Washington loses waiver on No Child Left Behind
SEATTLE (AP) -- Washington state is losing its independence to decide the best way to spend about $40 million in federal dollars to improve how students perform in its public schools, education officials said Thursday.
Education Secretary Arne Duncan told state officials he was taking away a waiver that allowed the state to ignore some requirements of the federal No Child Left Behind law because Washington did not meet federal demands to include student performance on statewide standardized tests in teacher evaluations.
Gov. Jay Inslee said he expects the federal decision may lead to teacher layoffs and cuts in programs that support struggling students.
Washington state is the first to lose one of the waivers granted to 42 other states and the District of Columbia.
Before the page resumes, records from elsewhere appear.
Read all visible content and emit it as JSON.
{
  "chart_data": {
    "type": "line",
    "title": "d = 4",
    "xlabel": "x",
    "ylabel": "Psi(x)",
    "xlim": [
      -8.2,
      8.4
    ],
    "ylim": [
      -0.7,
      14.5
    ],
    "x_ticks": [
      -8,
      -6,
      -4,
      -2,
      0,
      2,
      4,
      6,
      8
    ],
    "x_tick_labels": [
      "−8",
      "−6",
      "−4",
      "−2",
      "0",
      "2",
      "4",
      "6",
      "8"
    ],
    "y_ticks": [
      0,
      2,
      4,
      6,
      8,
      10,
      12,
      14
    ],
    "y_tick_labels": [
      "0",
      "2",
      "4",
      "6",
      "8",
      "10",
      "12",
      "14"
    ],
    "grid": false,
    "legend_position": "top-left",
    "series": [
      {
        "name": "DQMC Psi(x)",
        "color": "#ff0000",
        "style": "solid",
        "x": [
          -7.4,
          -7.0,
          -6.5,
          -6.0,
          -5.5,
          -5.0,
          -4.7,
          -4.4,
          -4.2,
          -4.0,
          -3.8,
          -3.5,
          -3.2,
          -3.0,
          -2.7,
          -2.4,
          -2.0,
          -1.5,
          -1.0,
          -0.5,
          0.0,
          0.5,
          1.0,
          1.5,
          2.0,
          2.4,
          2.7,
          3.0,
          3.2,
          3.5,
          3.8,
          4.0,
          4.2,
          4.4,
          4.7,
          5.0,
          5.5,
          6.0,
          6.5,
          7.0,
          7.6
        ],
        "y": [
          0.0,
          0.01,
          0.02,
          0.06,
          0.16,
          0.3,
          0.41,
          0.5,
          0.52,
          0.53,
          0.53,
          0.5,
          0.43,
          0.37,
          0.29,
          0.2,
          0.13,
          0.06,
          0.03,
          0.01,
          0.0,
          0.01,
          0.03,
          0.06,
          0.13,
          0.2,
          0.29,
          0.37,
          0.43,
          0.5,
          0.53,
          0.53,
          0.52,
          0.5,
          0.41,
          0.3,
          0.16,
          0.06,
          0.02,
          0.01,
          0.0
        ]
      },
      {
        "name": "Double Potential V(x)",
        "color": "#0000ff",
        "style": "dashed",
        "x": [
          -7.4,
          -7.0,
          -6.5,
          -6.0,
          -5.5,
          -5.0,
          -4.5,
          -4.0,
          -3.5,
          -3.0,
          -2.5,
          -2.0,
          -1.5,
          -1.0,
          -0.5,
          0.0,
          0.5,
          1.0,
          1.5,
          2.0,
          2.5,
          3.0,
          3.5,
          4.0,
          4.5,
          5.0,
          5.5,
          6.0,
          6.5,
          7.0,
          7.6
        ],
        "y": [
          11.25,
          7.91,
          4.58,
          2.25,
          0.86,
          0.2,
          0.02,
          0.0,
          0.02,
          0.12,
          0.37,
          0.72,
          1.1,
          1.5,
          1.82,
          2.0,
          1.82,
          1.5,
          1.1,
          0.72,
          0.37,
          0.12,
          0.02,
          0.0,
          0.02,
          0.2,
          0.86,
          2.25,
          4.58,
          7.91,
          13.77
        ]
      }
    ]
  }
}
The waivers are a stopgap until Congress acts to reauthorize the federal framework for the nation's schools.
Duncan wrote that he appreciated the state's effort to reform its schools, but said officials there hadn't done enough to keep the flexibility waiver.
"Washington has not been able to keep all of its commitments," Duncan wrote.
Washington state has been operating under a conditional waiver for the past two school years, while lawmakers debated changes in state law but could not come to an agreement on teacher evaluations that satisfied the federal government.
Inslee and Superintendent of Public Instruction Randy Dorn both called the announcement disappointing but not unexpected.
A Republican lawmaker who chairs the Senate Education Committee blamed the state's largest teachers union, which fought against changes to the teacher evaluation system.
"This was easily avoidable," said Sen. Steve Litzow, R-Mercer Island.
The Washington Education Association said the Legislature did the right thing earlier this year when it opted not to change the state's teacher evaluation system.
"I can only conclude rescinding the waiver is a failure of federal policy, not of our public schools, students or teachers," said WEA President Kim Mead in a written statement.
House Majority Leader Pat Sullivan, D-Covington, said he was frustrated.
"If the goal was to help students be successful, I'm trying to figure out how the action taken by the Department of Education, how that will lead to better student outcomes," he said. "You're penalizing the poorest schools in the state of Washington."
Washington state's education problems run deeper than Thursday's announcement. Senate Minority Leader Sharon Nelson, D-Maury Island, and others point out that the state still needs to deal with a 2012 Washington Supreme Court ruling that found the state isn't spending enough money on education and is depending too much on local taxes.
Lawmakers need to find at least $2 billion to answer that court decision.
In addition to losing control of the federal dollars, Washington will have to go back to using its old school evaluation system.
Under the No Child Left Behind Law, nearly every student in Washington public schools was expected to be reading and doing math at grade level by the end of the 2013-2014 school year. That goal will not be met by many schools.
Districts that do not meet that benchmark are required to set aside 20 percent of the federal dollars going to low income schools to provide tutoring or to pay to bus kids to different schools that are meeting the requirement. That - as of now - would add up to about $40 million in federal money for Washington.
The Tacoma school district, for example, has used its flexibility to spend nearly $2 million to add preschool to five elementary schools and hire instructional coaches for all low-income schools in the district.
Dorn said Washington has made a lot of progress, despite not meeting the goals of No Child Left Behind. He says the problem is with the federal law and inaction by Congress.
U.S. Sen. Patty Murray, D-Wash., agreed.
"I have made clear time and again that I will work with anyone who is willing to reauthorize (the federal education law), but to date, making progress on updating this law has been an unnecessarily partisan fight," Murray said in a written statement. "We must come together at all levels of government in order to put students first."
AP correspondent Rachel La Corte contributed to this story from Olympia.